View Single Post
Old 25th August 2020, 05:38 AM   #30
Philip
Member
 
Philip's Avatar
 
Join Date: Dec 2004
Location: California
Posts: 1,036
Default

Quote:
Originally Posted by shayde78
Judith Beheading Holofernes; date disputed (as early as 1598 - as late as 1607).

it shows what I think is an attempt to portray an 'exotic' blade. However, such blades were frequently represented in Medieval manuscripts

Back to the blade in Judith's hand - it is beautifully rendered and, if recreated in the round, would surely be a functional knife. Once again, the fullers are clearly shown and, to me, demonstrates that the artist was well acquainted with the work of actual bladesmiths. .
These cutlasses or short sabers with clipped points have a long history in Italy, having been in use for over two centuries. The painting below is San Michele ed il drago, by Antonio del Pollaiolo, ca 1466-80, in the museum of the Cathedral of Florence. An early Renaissance work, it depicts a weapon with the medieval-style "wheel" pommel but whose guard sports a rudimentary knucklebow which is the forerunner of a trend beginning early in the next century in northern Italy, from the Venetian spada da fante to the swept-hilt rapier hilts of Milan, Belluno, and other areas.

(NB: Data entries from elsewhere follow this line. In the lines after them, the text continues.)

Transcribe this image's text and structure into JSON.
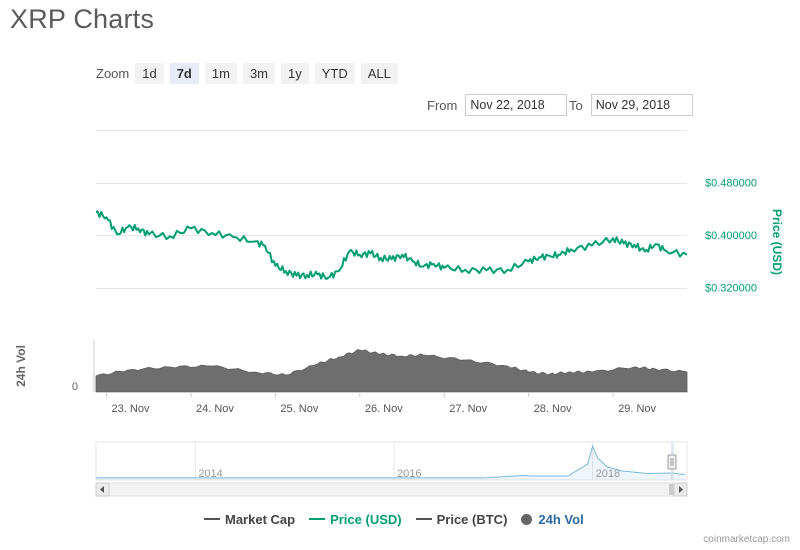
{
  "title": "XRP Charts",
  "zoom": {
    "label": "Zoom",
    "buttons": [
      "1d",
      "7d",
      "1m",
      "3m",
      "1y",
      "YTD",
      "ALL"
    ],
    "active": "7d"
  },
  "range": {
    "from_label": "From",
    "from_value": "Nov 22, 2018",
    "to_label": "To",
    "to_value": "Nov 29, 2018"
  },
  "legend": [
    {
      "label": "Market Cap",
      "color": "#555555",
      "type": "line"
    },
    {
      "label": "Price (USD)",
      "color": "#009e73",
      "type": "line"
    },
    {
      "label": "Price (BTC)",
      "color": "#555555",
      "type": "line"
    },
    {
      "label": "24h Vol",
      "color": "#666666",
      "type": "dot"
    }
  ],
  "credits": "coinmarketcap.com",
  "colors": {
    "price": "#009e73",
    "volume": "#6e6e6e",
    "navigator": "#7ab8dc"
  },
  "chart_data": [
    {
      "type": "line",
      "title": "",
      "ylabel": "Price (USD)",
      "ylim": [
        0.24,
        0.56
      ],
      "yticks": [
        0.32,
        0.4,
        0.48
      ],
      "ytick_labels": [
        "$0.320000",
        "$0.400000",
        "$0.480000"
      ],
      "xlim": [
        "2018-11-22T21:00",
        "2018-11-29T21:00"
      ],
      "xticks": [
        "2018-11-23",
        "2018-11-24",
        "2018-11-25",
        "2018-11-26",
        "2018-11-27",
        "2018-11-28",
        "2018-11-29"
      ],
      "xtick_labels": [
        "23. Nov",
        "24. Nov",
        "25. Nov",
        "26. Nov",
        "27. Nov",
        "28. Nov",
        "29. Nov"
      ],
      "grid": true,
      "series": [
        {
          "name": "Price (USD)",
          "x": [
            "2018-11-22T21:00",
            "2018-11-23T00:00",
            "2018-11-23T03:00",
            "2018-11-23T06:00",
            "2018-11-23T09:00",
            "2018-11-23T12:00",
            "2018-11-23T18:00",
            "2018-11-24T00:00",
            "2018-11-24T06:00",
            "2018-11-24T12:00",
            "2018-11-24T18:00",
            "2018-11-24T21:00",
            "2018-11-25T00:00",
            "2018-11-25T03:00",
            "2018-11-25T06:00",
            "2018-11-25T09:00",
            "2018-11-25T12:00",
            "2018-11-25T15:00",
            "2018-11-25T18:00",
            "2018-11-25T21:00",
            "2018-11-26T00:00",
            "2018-11-26T03:00",
            "2018-11-26T06:00",
            "2018-11-26T09:00",
            "2018-11-26T12:00",
            "2018-11-26T15:00",
            "2018-11-26T18:00",
            "2018-11-26T21:00",
            "2018-11-27T00:00",
            "2018-11-27T06:00",
            "2018-11-27T12:00",
            "2018-11-27T18:00",
            "2018-11-28T00:00",
            "2018-11-28T03:00",
            "2018-11-28T06:00",
            "2018-11-28T09:00",
            "2018-11-28T12:00",
            "2018-11-28T18:00",
            "2018-11-29T00:00",
            "2018-11-29T03:00",
            "2018-11-29T06:00",
            "2018-11-29T09:00",
            "2018-11-29T12:00",
            "2018-11-29T15:00",
            "2018-11-29T21:00"
          ],
          "y": [
            0.435,
            0.427,
            0.401,
            0.412,
            0.41,
            0.401,
            0.398,
            0.41,
            0.403,
            0.397,
            0.39,
            0.384,
            0.353,
            0.345,
            0.338,
            0.339,
            0.34,
            0.335,
            0.345,
            0.375,
            0.37,
            0.372,
            0.365,
            0.363,
            0.37,
            0.36,
            0.352,
            0.356,
            0.35,
            0.347,
            0.346,
            0.347,
            0.36,
            0.366,
            0.368,
            0.37,
            0.378,
            0.384,
            0.395,
            0.387,
            0.385,
            0.375,
            0.386,
            0.376,
            0.37
          ]
        }
      ]
    },
    {
      "type": "area",
      "title": "",
      "ylabel": "24h Vol",
      "ytick_labels": [
        "0"
      ],
      "series": [
        {
          "name": "24h Vol",
          "x": [
            "2018-11-22T21:00",
            "2018-11-23T06:00",
            "2018-11-23T18:00",
            "2018-11-24T06:00",
            "2018-11-24T18:00",
            "2018-11-25T03:00",
            "2018-11-25T12:00",
            "2018-11-25T18:00",
            "2018-11-26T00:00",
            "2018-11-26T06:00",
            "2018-11-26T12:00",
            "2018-11-26T18:00",
            "2018-11-27T06:00",
            "2018-11-27T18:00",
            "2018-11-28T00:00",
            "2018-11-28T06:00",
            "2018-11-28T12:00",
            "2018-11-28T18:00",
            "2018-11-29T06:00",
            "2018-11-29T12:00",
            "2018-11-29T21:00"
          ],
          "y": [
            0.32,
            0.44,
            0.5,
            0.52,
            0.4,
            0.34,
            0.56,
            0.7,
            0.84,
            0.76,
            0.72,
            0.74,
            0.64,
            0.52,
            0.4,
            0.36,
            0.4,
            0.4,
            0.5,
            0.46,
            0.4
          ]
        }
      ]
    },
    {
      "type": "line",
      "title": "",
      "xtick_labels": [
        "2014",
        "2016",
        "2018"
      ],
      "xlim": [
        2013.0,
        2018.95
      ],
      "series": [
        {
          "name": "Price (USD)",
          "x": [
            2013.0,
            2014.0,
            2015.0,
            2016.0,
            2016.9,
            2017.3,
            2017.4,
            2017.75,
            2017.95,
            2018.0,
            2018.05,
            2018.15,
            2018.3,
            2018.55,
            2018.8,
            2018.9,
            2018.93
          ],
          "y": [
            0.005,
            0.01,
            0.01,
            0.006,
            0.007,
            0.25,
            0.2,
            0.2,
            1.4,
            3.2,
            2.0,
            1.1,
            0.7,
            0.45,
            0.5,
            0.38,
            0.37
          ]
        }
      ]
    }
  ]
}
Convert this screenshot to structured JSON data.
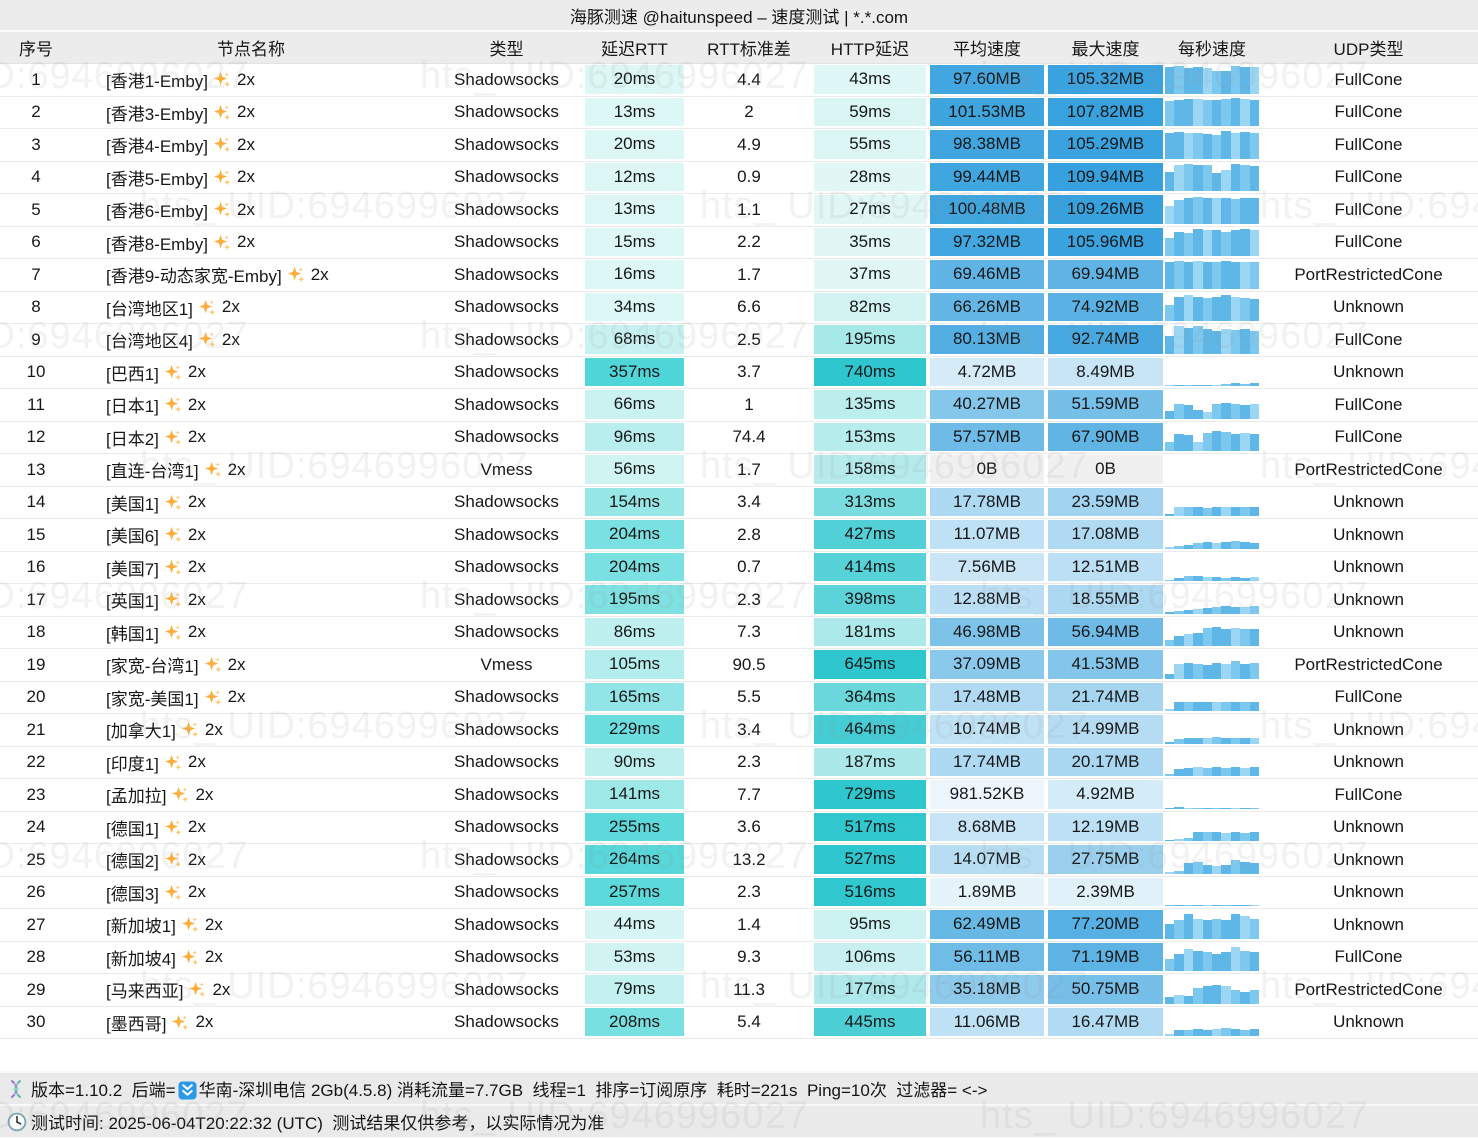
{
  "title": "海豚测速 @haitunspeed – 速度测试 | *.*.com",
  "watermark_text": "hts_ UID:6946996027",
  "columns": [
    "序号",
    "节点名称",
    "类型",
    "延迟RTT",
    "RTT标准差",
    "HTTP延迟",
    "平均速度",
    "最大速度",
    "每秒速度",
    "UDP类型"
  ],
  "palette": {
    "header_bg": "#ececec",
    "footer_bg": "#eaeaea",
    "latency_base": "#effbf9",
    "rtt_max_color": "#4fd6d8",
    "http_max_color": "#2fc7cf",
    "speed_max_color": "#36a1de",
    "zero_speed_bg": "#f0f0f0",
    "bar_shades": [
      "#5fb7e7",
      "#7cc8ef",
      "#9bd7f4"
    ],
    "sparkle_color": "#FFAE3D"
  },
  "rows": [
    {
      "no": "1",
      "name": "[香港1-Emby]",
      "x": "2x",
      "type": "Shadowsocks",
      "rtt": "20ms",
      "std": "4.4",
      "http": "43ms",
      "avg": "97.60MB",
      "max": "105.32MB",
      "udp": "FullCone",
      "bars": [
        0.92,
        0.95,
        0.9,
        0.93,
        0.9,
        0.78,
        0.8,
        0.96,
        0.92,
        0.94
      ]
    },
    {
      "no": "2",
      "name": "[香港3-Emby]",
      "x": "2x",
      "type": "Shadowsocks",
      "rtt": "13ms",
      "std": "2",
      "http": "59ms",
      "avg": "101.53MB",
      "max": "107.82MB",
      "udp": "FullCone",
      "bars": [
        0.88,
        0.92,
        0.96,
        0.95,
        0.9,
        0.93,
        0.96,
        1,
        0.96,
        0.92
      ]
    },
    {
      "no": "3",
      "name": "[香港4-Emby]",
      "x": "2x",
      "type": "Shadowsocks",
      "rtt": "20ms",
      "std": "4.9",
      "http": "55ms",
      "avg": "98.38MB",
      "max": "105.29MB",
      "udp": "FullCone",
      "bars": [
        0.9,
        0.93,
        0.89,
        0.91,
        0.86,
        0.82,
        0.95,
        0.9,
        0.92,
        0.88
      ]
    },
    {
      "no": "4",
      "name": "[香港5-Emby]",
      "x": "2x",
      "type": "Shadowsocks",
      "rtt": "12ms",
      "std": "0.9",
      "http": "28ms",
      "avg": "99.44MB",
      "max": "109.94MB",
      "udp": "FullCone",
      "bars": [
        0.65,
        0.92,
        0.95,
        0.9,
        0.93,
        0.62,
        0.72,
        0.96,
        0.9,
        0.88
      ]
    },
    {
      "no": "5",
      "name": "[香港6-Emby]",
      "x": "2x",
      "type": "Shadowsocks",
      "rtt": "13ms",
      "std": "1.1",
      "http": "27ms",
      "avg": "100.48MB",
      "max": "109.26MB",
      "udp": "FullCone",
      "bars": [
        0.6,
        0.82,
        0.9,
        0.93,
        0.9,
        0.88,
        0.9,
        0.86,
        0.9,
        0.9
      ]
    },
    {
      "no": "6",
      "name": "[香港8-Emby]",
      "x": "2x",
      "type": "Shadowsocks",
      "rtt": "15ms",
      "std": "2.2",
      "http": "35ms",
      "avg": "97.32MB",
      "max": "105.96MB",
      "udp": "FullCone",
      "bars": [
        0.62,
        0.86,
        0.82,
        0.95,
        0.9,
        0.92,
        0.86,
        0.9,
        0.95,
        0.9
      ]
    },
    {
      "no": "7",
      "name": "[香港9-动态家宽-Emby]",
      "x": "2x",
      "type": "Shadowsocks",
      "rtt": "16ms",
      "std": "1.7",
      "http": "37ms",
      "avg": "69.46MB",
      "max": "69.94MB",
      "udp": "PortRestrictedCone",
      "bars": [
        0.93,
        0.95,
        0.94,
        0.95,
        0.93,
        0.94,
        0.95,
        0.94,
        0.93,
        0.94
      ]
    },
    {
      "no": "8",
      "name": "[台湾地区1]",
      "x": "2x",
      "type": "Shadowsocks",
      "rtt": "34ms",
      "std": "6.6",
      "http": "82ms",
      "avg": "66.26MB",
      "max": "74.92MB",
      "udp": "Unknown",
      "bars": [
        0.55,
        0.86,
        0.9,
        0.86,
        0.82,
        0.85,
        0.9,
        0.85,
        0.8,
        0.76
      ]
    },
    {
      "no": "9",
      "name": "[台湾地区4]",
      "x": "2x",
      "type": "Shadowsocks",
      "rtt": "68ms",
      "std": "2.5",
      "http": "195ms",
      "avg": "80.13MB",
      "max": "92.74MB",
      "udp": "FullCone",
      "bars": [
        0.62,
        0.95,
        0.9,
        0.95,
        0.86,
        0.8,
        0.86,
        0.82,
        0.86,
        0.8
      ]
    },
    {
      "no": "10",
      "name": "[巴西1]",
      "x": "2x",
      "type": "Shadowsocks",
      "rtt": "357ms",
      "std": "3.7",
      "http": "740ms",
      "avg": "4.72MB",
      "max": "8.49MB",
      "udp": "Unknown",
      "bars": [
        0.04,
        0.03,
        0.05,
        0.04,
        0.03,
        0.05,
        0.08,
        0.1,
        0.06,
        0.09
      ]
    },
    {
      "no": "11",
      "name": "[日本1]",
      "x": "2x",
      "type": "Shadowsocks",
      "rtt": "66ms",
      "std": "1",
      "http": "135ms",
      "avg": "40.27MB",
      "max": "51.59MB",
      "udp": "FullCone",
      "bars": [
        0.28,
        0.52,
        0.46,
        0.3,
        0.22,
        0.52,
        0.56,
        0.5,
        0.48,
        0.5
      ]
    },
    {
      "no": "12",
      "name": "[日本2]",
      "x": "2x",
      "type": "Shadowsocks",
      "rtt": "96ms",
      "std": "74.4",
      "http": "153ms",
      "avg": "57.57MB",
      "max": "67.90MB",
      "udp": "FullCone",
      "bars": [
        0.3,
        0.58,
        0.55,
        0.32,
        0.62,
        0.7,
        0.66,
        0.6,
        0.64,
        0.6
      ]
    },
    {
      "no": "13",
      "name": "[直连-台湾1]",
      "x": "2x",
      "type": "Vmess",
      "rtt": "56ms",
      "std": "1.7",
      "http": "158ms",
      "avg": "0B",
      "max": "0B",
      "udp": "PortRestrictedCone",
      "bars": [
        0,
        0,
        0,
        0,
        0,
        0,
        0,
        0,
        0,
        0
      ]
    },
    {
      "no": "14",
      "name": "[美国1]",
      "x": "2x",
      "type": "Shadowsocks",
      "rtt": "154ms",
      "std": "3.4",
      "http": "313ms",
      "avg": "17.78MB",
      "max": "23.59MB",
      "udp": "Unknown",
      "bars": [
        0.06,
        0.3,
        0.32,
        0.3,
        0.28,
        0.3,
        0.32,
        0.3,
        0.32,
        0.3
      ]
    },
    {
      "no": "15",
      "name": "[美国6]",
      "x": "2x",
      "type": "Shadowsocks",
      "rtt": "204ms",
      "std": "2.8",
      "http": "427ms",
      "avg": "11.07MB",
      "max": "17.08MB",
      "udp": "Unknown",
      "bars": [
        0.04,
        0.1,
        0.14,
        0.2,
        0.22,
        0.2,
        0.22,
        0.25,
        0.22,
        0.2
      ]
    },
    {
      "no": "16",
      "name": "[美国7]",
      "x": "2x",
      "type": "Shadowsocks",
      "rtt": "204ms",
      "std": "0.7",
      "http": "414ms",
      "avg": "7.56MB",
      "max": "12.51MB",
      "udp": "Unknown",
      "bars": [
        0.03,
        0.1,
        0.16,
        0.18,
        0.15,
        0.13,
        0.12,
        0.13,
        0.12,
        0.15
      ]
    },
    {
      "no": "17",
      "name": "[英国1]",
      "x": "2x",
      "type": "Shadowsocks",
      "rtt": "195ms",
      "std": "2.3",
      "http": "398ms",
      "avg": "12.88MB",
      "max": "18.55MB",
      "udp": "Unknown",
      "bars": [
        0.04,
        0.08,
        0.12,
        0.16,
        0.2,
        0.22,
        0.25,
        0.24,
        0.22,
        0.25
      ]
    },
    {
      "no": "18",
      "name": "[韩国1]",
      "x": "2x",
      "type": "Shadowsocks",
      "rtt": "86ms",
      "std": "7.3",
      "http": "181ms",
      "avg": "46.98MB",
      "max": "56.94MB",
      "udp": "Unknown",
      "bars": [
        0.2,
        0.36,
        0.42,
        0.46,
        0.62,
        0.66,
        0.6,
        0.62,
        0.6,
        0.6
      ]
    },
    {
      "no": "19",
      "name": "[家宽-台湾1]",
      "x": "2x",
      "type": "Vmess",
      "rtt": "105ms",
      "std": "90.5",
      "http": "645ms",
      "avg": "37.09MB",
      "max": "41.53MB",
      "udp": "PortRestrictedCone",
      "bars": [
        0.16,
        0.5,
        0.55,
        0.5,
        0.46,
        0.55,
        0.5,
        0.6,
        0.52,
        0.55
      ]
    },
    {
      "no": "20",
      "name": "[家宽-美国1]",
      "x": "2x",
      "type": "Shadowsocks",
      "rtt": "165ms",
      "std": "5.5",
      "http": "364ms",
      "avg": "17.48MB",
      "max": "21.74MB",
      "udp": "FullCone",
      "bars": [
        0.06,
        0.3,
        0.3,
        0.32,
        0.3,
        0.3,
        0.32,
        0.3,
        0.3,
        0.3
      ]
    },
    {
      "no": "21",
      "name": "[加拿大1]",
      "x": "2x",
      "type": "Shadowsocks",
      "rtt": "229ms",
      "std": "3.4",
      "http": "464ms",
      "avg": "10.74MB",
      "max": "14.99MB",
      "udp": "Unknown",
      "bars": [
        0.04,
        0.16,
        0.18,
        0.2,
        0.18,
        0.22,
        0.2,
        0.18,
        0.2,
        0.18
      ]
    },
    {
      "no": "22",
      "name": "[印度1]",
      "x": "2x",
      "type": "Shadowsocks",
      "rtt": "90ms",
      "std": "2.3",
      "http": "187ms",
      "avg": "17.74MB",
      "max": "20.17MB",
      "udp": "Unknown",
      "bars": [
        0.06,
        0.26,
        0.28,
        0.3,
        0.28,
        0.3,
        0.28,
        0.3,
        0.28,
        0.3
      ]
    },
    {
      "no": "23",
      "name": "[孟加拉]",
      "x": "2x",
      "type": "Shadowsocks",
      "rtt": "141ms",
      "std": "7.7",
      "http": "729ms",
      "avg": "981.52KB",
      "max": "4.92MB",
      "udp": "FullCone",
      "bars": [
        0.03,
        0.05,
        0.02,
        0.02,
        0.02,
        0.02,
        0.02,
        0.02,
        0.02,
        0.02
      ]
    },
    {
      "no": "24",
      "name": "[德国1]",
      "x": "2x",
      "type": "Shadowsocks",
      "rtt": "255ms",
      "std": "3.6",
      "http": "517ms",
      "avg": "8.68MB",
      "max": "12.19MB",
      "udp": "Unknown",
      "bars": [
        0.03,
        0.06,
        0.12,
        0.3,
        0.3,
        0.3,
        0.28,
        0.3,
        0.28,
        0.3
      ]
    },
    {
      "no": "25",
      "name": "[德国2]",
      "x": "2x",
      "type": "Shadowsocks",
      "rtt": "264ms",
      "std": "13.2",
      "http": "527ms",
      "avg": "14.07MB",
      "max": "27.75MB",
      "udp": "Unknown",
      "bars": [
        0.05,
        0.1,
        0.36,
        0.4,
        0.3,
        0.28,
        0.3,
        0.46,
        0.4,
        0.38
      ]
    },
    {
      "no": "26",
      "name": "[德国3]",
      "x": "2x",
      "type": "Shadowsocks",
      "rtt": "257ms",
      "std": "2.3",
      "http": "516ms",
      "avg": "1.89MB",
      "max": "2.39MB",
      "udp": "Unknown",
      "bars": [
        0.02,
        0.04,
        0.03,
        0.03,
        0.02,
        0.03,
        0.02,
        0.03,
        0.03,
        0.02
      ]
    },
    {
      "no": "27",
      "name": "[新加坡1]",
      "x": "2x",
      "type": "Shadowsocks",
      "rtt": "44ms",
      "std": "1.4",
      "http": "95ms",
      "avg": "62.49MB",
      "max": "77.20MB",
      "udp": "Unknown",
      "bars": [
        0.5,
        0.66,
        0.86,
        0.7,
        0.66,
        0.7,
        0.66,
        0.86,
        0.8,
        0.7
      ]
    },
    {
      "no": "28",
      "name": "[新加坡4]",
      "x": "2x",
      "type": "Shadowsocks",
      "rtt": "53ms",
      "std": "9.3",
      "http": "106ms",
      "avg": "56.11MB",
      "max": "71.19MB",
      "udp": "FullCone",
      "bars": [
        0.42,
        0.6,
        0.76,
        0.7,
        0.66,
        0.6,
        0.66,
        0.86,
        0.7,
        0.66
      ]
    },
    {
      "no": "29",
      "name": "[马来西亚]",
      "x": "2x",
      "type": "Shadowsocks",
      "rtt": "79ms",
      "std": "11.3",
      "http": "177ms",
      "avg": "35.18MB",
      "max": "50.75MB",
      "udp": "PortRestrictedCone",
      "bars": [
        0.22,
        0.3,
        0.26,
        0.56,
        0.6,
        0.66,
        0.6,
        0.46,
        0.4,
        0.46
      ]
    },
    {
      "no": "30",
      "name": "[墨西哥]",
      "x": "2x",
      "type": "Shadowsocks",
      "rtt": "208ms",
      "std": "5.4",
      "http": "445ms",
      "avg": "11.06MB",
      "max": "16.47MB",
      "udp": "Unknown",
      "bars": [
        0.06,
        0.2,
        0.22,
        0.25,
        0.22,
        0.25,
        0.28,
        0.25,
        0.22,
        0.25
      ]
    }
  ],
  "footer": {
    "line1_prefix": "版本=1.10.2  后端=",
    "line1_suffix": "华南-深圳电信 2Gb(4.5.8) 消耗流量=7.7GB  线程=1  排序=订阅原序  耗时=221s  Ping=10次  过滤器= <->",
    "line2": "测试时间: 2025-06-04T20:22:32 (UTC)  测试结果仅供参考，以实际情况为准"
  }
}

The photo is of an actual and magnificent example of one of these weapons, a coltellacio (big knife) ca. 1570, probably Brescian (Dresdner Rüstkammer, inv. no. HM VI.379, published along with above painting in Boccia/Coelho, Armi Bianche Italiane, 1975). Talk about fullers -- note the multiple rows of segmented fullers, cut as precisely as you please, a hallmark of deluxe blades of all kinds made in Brescia. A princely sword, in near perfect condition, the blade surface with intact polish (lucidatura), a painstaking process admired in the rest of Europe as well, and commonly referred to as "Milan polish".